Devrais-je regretter le régime, la royauté, de ce Louis XVI que l’article d’ «Historia» s’évertue à me présenter comme bon
et intelligent ? C’est qu’il est
curieux que cette France, dirigée par un
être si brillant, ait pu prendre de telles distances qu’avec lui, qu’un jour
des hommes l’aient accompagné place de la Concorde pour le guillotiner. Est-ce
donc que la Révolution ait eu sa peau, comme l’auraient voulu à tout prix les
Révolutionnaires ? Croire cela, c’est ne rien connaître à l’Histoire. La
majorité des dirigeants de la Révolution n’étaient pas très révolutionnaires,
et ne voulaient surtout pas porter atteinte à la personne et à l’aura du roi.
Mais ces grands bourgeois pour certains ne voulaient plus lui laisser et
laisser à ses amis de la noblesse les cordons de la bourse, qu’il gérait si
mal, malgré son génie personnel (dixit l’article d’ «Historia »).

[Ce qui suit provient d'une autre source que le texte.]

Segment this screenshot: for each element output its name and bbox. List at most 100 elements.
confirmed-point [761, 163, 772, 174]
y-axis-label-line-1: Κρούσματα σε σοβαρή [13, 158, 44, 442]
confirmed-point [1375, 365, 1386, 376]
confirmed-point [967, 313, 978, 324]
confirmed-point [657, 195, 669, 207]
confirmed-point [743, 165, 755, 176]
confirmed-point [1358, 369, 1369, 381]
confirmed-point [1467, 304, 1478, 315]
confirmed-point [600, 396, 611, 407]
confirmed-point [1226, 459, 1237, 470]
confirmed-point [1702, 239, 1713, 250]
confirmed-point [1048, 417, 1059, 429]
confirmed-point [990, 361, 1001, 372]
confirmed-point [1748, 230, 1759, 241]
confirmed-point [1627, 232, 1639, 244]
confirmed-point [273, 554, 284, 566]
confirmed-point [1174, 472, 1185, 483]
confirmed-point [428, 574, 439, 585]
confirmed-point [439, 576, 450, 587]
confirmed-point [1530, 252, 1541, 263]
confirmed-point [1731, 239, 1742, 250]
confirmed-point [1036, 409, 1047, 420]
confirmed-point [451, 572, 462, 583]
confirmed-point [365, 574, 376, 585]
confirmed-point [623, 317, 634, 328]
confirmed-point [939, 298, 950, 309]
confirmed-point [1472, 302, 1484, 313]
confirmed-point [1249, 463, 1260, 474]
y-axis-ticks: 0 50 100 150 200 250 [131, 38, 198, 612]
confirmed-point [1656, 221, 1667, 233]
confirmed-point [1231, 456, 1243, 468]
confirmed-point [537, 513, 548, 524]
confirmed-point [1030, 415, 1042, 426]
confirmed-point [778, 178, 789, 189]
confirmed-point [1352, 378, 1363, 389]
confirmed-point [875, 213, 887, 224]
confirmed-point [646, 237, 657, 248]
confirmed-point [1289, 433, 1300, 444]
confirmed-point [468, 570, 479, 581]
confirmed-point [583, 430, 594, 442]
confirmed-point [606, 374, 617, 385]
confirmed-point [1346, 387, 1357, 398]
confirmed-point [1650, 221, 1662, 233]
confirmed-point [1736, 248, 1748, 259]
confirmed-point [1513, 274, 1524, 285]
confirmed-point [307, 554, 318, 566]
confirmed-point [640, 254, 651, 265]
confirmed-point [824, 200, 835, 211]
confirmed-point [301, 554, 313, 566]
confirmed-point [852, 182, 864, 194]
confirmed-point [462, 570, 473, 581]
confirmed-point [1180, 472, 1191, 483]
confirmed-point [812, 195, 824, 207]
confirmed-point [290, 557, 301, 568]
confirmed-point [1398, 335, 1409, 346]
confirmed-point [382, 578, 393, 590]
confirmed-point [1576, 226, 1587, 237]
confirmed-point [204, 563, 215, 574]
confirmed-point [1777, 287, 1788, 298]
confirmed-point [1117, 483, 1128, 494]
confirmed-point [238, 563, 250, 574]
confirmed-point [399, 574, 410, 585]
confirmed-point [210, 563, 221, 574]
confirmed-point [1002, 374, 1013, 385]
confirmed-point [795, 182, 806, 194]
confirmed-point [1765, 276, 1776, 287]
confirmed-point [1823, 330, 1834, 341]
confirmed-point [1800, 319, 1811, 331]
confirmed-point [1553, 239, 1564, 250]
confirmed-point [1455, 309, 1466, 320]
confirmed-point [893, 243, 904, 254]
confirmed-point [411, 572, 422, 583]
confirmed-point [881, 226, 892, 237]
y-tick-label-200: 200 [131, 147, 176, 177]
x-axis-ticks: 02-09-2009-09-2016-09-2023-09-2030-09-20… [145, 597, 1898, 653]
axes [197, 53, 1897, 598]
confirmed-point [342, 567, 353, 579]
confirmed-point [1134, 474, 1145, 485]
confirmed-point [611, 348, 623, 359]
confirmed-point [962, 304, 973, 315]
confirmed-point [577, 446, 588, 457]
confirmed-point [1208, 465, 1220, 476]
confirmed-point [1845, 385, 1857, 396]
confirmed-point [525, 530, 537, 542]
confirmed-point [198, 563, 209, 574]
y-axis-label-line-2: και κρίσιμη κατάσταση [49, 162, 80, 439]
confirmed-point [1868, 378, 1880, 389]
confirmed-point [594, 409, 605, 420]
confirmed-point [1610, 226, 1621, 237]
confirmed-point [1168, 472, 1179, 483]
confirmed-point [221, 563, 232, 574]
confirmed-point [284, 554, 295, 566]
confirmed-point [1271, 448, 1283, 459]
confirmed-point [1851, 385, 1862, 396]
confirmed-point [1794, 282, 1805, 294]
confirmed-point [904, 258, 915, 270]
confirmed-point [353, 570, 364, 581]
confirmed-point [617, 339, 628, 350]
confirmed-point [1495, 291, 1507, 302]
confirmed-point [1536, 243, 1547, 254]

Sa
condamnation à mort, après son procès, est la conséquence tragique de cette
fuite arrêtée à Varennes. Sans cette fuite, sans les lettres retrouvées et dans
lesquelles les révolutionnaires ont pu lire la volonté royale de les écraser
par l’action sur le sol national des armées étrangères, ce Roi serait resté roi
et aurait conservé un pouvoir semblable à celui du roi ou de la reine d’Angleterre.
Mais l’absolutisme royal français l’a traversé et l’a conduit à cette démesure
que les Grecs connaissaient et stigmatisaient dans la figure de l’hégemon et du
tyran. Mais au-delà de cette discussion sur la personne, le physique et l’intelligence
propres à Louis XVI, il me semble légitime d’interroger la certitude qui est
exprimée autant par votre catalogue que par l’édition spéciale du magazine «Historia»,
à savoir la bonté royale :«Soucieux
du bien être de son peuple» est-il écrit dans cet article « Louis XVI
était un petit gros médiocre». Sur quels éléments peut-on se fonder pour penser
cette « bonté » ? Comment comprendre que ce roi si bon ait été
si abandonné par son peuple au moment fatidique ? Parce que le roi «bon»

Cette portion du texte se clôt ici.